As you can see, our approach involves pairing the right SQL query with the corresponding user input, providing clear examples for the AI to learn from. However, as the repository of examples expands over time, it becomes impractical to include all examples in a single AI prompt due to token limitations.

Fortunately, Langchain offers a solution to this challenge. It enables the selection of only those examples that are relevant to the current user input. This method results in more efficient prompting and reduces the token count, ensuring the AI operates within its constraints. Here’s how we implement this efficient selection mechanism:

A few short learning processes, by Muffaddal

To streamline our few-shot learning approach and manage token limitations, we will convert our list of example SQL queries and user inputs into embeddings. These embeddings represent the content in a form that AI models can quickly process and compare. By comparing the embeddings of the user’s current input with those of our examples, the AI can identify and use only the most relevant examples for generating responses. This method ensures efficient and accurate AI performance without overwhelming the system. Below is the code that demonstrates how to achieve this:

  example_selector = SemanticSimilarityExampleSelector.from_examples(
# This is the list of examples available to select from.
examples,
# This is the embedding class used to produce embeddings which are used to measure semantic similarity.
GoogleGenerativeAIEmbeddings(model="models/embedding-001",google_api_key = google_api_key),

# This is the VectorStore class that is used to store the embeddings and do a similarity search over.
FAISS,
# This is the number of examples to produce.
k=2,
)

The code provided employs Google’s embeddings for transforming SQL queries and user inputs into a format suitable for rapid AI processing.

We use FAISS, a library for efficient similarity search, to store these embeddings.

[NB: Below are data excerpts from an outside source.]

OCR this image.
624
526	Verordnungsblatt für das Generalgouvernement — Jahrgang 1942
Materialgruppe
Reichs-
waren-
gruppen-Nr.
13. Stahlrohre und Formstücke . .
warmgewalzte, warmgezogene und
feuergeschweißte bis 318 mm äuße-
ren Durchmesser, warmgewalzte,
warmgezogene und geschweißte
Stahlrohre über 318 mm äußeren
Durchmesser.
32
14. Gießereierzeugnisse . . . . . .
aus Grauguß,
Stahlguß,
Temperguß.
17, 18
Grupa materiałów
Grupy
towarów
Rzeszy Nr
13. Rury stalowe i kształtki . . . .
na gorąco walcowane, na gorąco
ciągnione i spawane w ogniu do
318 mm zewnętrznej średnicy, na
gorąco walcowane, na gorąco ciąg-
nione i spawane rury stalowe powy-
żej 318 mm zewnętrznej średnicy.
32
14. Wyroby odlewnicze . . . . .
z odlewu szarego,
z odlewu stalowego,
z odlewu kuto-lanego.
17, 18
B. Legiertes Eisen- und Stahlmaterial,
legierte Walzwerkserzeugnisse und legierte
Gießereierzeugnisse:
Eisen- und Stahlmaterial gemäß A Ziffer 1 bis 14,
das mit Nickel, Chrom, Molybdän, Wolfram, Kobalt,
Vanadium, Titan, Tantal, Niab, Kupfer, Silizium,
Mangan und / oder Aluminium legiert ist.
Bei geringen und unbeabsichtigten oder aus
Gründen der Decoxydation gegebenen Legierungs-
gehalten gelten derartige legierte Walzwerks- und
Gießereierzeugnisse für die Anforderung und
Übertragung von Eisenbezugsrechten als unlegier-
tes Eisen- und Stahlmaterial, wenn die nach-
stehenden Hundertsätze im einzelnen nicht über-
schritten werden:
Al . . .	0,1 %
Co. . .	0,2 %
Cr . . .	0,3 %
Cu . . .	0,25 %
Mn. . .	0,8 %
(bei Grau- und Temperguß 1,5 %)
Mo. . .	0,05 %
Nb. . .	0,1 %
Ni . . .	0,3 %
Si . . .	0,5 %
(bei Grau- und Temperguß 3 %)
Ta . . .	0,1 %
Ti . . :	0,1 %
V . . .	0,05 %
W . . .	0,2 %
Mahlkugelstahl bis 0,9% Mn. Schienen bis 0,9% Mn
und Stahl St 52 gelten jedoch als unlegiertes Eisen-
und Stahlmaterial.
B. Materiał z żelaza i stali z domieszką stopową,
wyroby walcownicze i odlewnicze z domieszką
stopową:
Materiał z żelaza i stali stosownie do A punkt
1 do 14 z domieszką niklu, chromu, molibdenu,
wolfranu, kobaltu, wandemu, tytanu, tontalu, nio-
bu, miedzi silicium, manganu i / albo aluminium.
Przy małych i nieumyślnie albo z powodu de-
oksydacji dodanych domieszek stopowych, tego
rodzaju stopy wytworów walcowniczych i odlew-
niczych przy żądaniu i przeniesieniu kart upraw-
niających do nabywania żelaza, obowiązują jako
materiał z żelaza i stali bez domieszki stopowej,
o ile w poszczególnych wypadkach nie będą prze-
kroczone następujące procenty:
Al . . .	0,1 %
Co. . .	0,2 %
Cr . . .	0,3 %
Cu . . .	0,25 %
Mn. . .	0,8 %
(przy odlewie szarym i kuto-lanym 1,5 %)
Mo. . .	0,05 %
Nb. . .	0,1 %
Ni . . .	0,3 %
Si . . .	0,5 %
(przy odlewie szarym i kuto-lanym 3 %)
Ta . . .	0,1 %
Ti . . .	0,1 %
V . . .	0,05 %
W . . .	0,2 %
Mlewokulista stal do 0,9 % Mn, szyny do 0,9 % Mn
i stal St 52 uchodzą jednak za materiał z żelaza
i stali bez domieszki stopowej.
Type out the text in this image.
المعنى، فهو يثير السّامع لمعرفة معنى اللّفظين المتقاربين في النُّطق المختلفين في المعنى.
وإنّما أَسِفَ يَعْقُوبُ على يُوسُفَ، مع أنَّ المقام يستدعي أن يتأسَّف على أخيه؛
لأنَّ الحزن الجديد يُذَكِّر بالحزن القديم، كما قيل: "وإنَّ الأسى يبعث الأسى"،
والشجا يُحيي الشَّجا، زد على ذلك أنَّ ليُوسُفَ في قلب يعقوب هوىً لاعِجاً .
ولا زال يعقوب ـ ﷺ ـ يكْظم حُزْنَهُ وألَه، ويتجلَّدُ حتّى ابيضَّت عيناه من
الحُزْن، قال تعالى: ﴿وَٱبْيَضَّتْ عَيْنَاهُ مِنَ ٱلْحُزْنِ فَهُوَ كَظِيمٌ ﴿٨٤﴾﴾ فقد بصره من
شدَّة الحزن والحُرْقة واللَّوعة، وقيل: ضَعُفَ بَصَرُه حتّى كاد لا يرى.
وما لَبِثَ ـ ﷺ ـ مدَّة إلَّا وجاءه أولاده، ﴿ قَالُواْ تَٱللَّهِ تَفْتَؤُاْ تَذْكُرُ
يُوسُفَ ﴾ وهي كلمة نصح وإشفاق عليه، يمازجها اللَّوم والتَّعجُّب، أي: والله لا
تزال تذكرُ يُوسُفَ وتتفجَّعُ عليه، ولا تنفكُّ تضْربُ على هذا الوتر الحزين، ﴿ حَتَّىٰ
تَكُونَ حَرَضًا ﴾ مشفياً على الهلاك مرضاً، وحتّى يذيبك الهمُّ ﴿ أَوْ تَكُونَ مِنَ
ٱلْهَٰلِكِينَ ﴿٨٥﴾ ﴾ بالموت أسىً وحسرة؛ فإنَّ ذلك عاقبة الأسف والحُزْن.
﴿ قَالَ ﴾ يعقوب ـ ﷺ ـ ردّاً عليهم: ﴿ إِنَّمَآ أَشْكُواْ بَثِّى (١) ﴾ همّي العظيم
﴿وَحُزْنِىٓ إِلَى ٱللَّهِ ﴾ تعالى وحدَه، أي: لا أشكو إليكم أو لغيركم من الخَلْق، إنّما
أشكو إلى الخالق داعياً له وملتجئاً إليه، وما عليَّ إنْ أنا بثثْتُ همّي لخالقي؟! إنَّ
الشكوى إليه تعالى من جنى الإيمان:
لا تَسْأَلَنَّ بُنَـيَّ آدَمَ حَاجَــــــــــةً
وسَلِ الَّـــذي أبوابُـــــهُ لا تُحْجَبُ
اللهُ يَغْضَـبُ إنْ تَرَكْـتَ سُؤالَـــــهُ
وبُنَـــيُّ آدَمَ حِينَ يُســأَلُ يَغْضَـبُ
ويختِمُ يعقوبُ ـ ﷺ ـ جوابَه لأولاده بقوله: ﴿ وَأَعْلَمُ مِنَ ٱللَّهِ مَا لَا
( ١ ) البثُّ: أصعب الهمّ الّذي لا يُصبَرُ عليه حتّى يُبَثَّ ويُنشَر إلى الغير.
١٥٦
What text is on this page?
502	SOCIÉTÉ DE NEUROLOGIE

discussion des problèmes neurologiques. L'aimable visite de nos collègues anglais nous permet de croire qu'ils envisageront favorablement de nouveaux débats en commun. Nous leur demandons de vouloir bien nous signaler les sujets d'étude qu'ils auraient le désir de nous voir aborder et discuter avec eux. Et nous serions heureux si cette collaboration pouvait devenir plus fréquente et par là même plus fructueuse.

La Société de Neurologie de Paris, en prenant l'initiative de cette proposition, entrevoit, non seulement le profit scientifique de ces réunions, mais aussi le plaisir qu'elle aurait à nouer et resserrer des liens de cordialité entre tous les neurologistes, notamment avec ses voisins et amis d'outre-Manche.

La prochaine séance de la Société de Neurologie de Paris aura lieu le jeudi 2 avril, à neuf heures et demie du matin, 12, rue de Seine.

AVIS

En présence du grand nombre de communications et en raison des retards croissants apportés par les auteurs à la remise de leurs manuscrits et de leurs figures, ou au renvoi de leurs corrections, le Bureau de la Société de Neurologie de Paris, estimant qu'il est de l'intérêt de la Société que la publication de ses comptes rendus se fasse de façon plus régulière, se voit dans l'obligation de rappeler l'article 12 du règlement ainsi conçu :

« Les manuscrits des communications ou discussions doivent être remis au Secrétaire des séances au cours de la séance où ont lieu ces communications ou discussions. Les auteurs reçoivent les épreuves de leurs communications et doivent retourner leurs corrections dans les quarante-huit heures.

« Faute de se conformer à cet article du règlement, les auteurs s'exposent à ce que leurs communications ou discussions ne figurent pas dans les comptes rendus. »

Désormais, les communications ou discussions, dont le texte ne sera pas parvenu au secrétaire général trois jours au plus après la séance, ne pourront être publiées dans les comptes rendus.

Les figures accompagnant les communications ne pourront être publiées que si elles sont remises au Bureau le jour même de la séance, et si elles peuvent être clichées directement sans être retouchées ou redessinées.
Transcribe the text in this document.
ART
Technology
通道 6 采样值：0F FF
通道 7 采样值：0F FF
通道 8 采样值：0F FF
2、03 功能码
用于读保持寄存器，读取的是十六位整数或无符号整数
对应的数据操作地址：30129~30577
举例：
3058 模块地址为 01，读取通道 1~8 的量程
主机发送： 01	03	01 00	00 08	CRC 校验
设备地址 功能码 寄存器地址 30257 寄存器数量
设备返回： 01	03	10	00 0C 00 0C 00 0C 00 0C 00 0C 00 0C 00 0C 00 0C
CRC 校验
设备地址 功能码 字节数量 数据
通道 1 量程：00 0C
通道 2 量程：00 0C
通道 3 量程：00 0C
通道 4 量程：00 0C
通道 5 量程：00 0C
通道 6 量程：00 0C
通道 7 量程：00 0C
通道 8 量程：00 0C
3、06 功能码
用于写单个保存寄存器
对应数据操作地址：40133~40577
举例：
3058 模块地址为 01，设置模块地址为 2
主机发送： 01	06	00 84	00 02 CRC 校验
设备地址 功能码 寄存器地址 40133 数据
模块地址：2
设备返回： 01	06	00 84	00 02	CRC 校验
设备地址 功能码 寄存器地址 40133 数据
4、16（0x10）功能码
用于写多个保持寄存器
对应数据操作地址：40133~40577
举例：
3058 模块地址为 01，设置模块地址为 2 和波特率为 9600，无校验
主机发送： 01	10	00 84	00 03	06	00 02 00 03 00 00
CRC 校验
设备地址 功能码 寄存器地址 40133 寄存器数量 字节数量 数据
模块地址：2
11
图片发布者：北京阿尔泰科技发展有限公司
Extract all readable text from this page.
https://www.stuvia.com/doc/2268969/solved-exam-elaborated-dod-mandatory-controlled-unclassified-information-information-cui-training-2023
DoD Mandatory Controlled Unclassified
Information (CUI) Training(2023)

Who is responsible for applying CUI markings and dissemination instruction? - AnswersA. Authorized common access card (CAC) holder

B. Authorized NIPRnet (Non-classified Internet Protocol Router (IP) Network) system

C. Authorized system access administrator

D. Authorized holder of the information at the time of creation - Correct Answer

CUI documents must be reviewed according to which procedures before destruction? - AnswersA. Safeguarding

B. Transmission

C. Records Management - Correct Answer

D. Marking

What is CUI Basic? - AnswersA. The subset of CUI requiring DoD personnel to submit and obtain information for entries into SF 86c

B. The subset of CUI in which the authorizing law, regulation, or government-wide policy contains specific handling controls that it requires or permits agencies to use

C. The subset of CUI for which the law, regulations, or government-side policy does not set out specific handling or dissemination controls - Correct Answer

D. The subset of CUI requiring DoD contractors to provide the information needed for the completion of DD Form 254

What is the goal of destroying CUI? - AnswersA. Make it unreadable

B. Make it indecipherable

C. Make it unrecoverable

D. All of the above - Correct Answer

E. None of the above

The parameter k=2 specifies that only the two most relevant examples are returned for any given user query.

By integrating these components, we construct a final prompt that is both efficient and precise, enabling the AI to generate SQL code based on user input accurately. Below is the code that brings all these elements together:

prompt = FewShotPromptTemplate(
example_selector=example_selector,
example_prompt=PromptTemplate.from_template("{input}\n{query}"),
prefix="""You are a BigQuery expert. Given an input question, create a syntactically correct BigQuery query to run. Make sure the column name being used in the query exist in the table.
Here is the relevant tables and its info: {content}
Below are a number of examples of questions and their corresponding BigQuery queries.
""",
suffix="user input: {input} \n BigQuery query: ",
input_variables=["input","content"],
)

Here content is the metadata of the tables. Input is the user input and prefix prompt is an additional command passed to AI as a prompt.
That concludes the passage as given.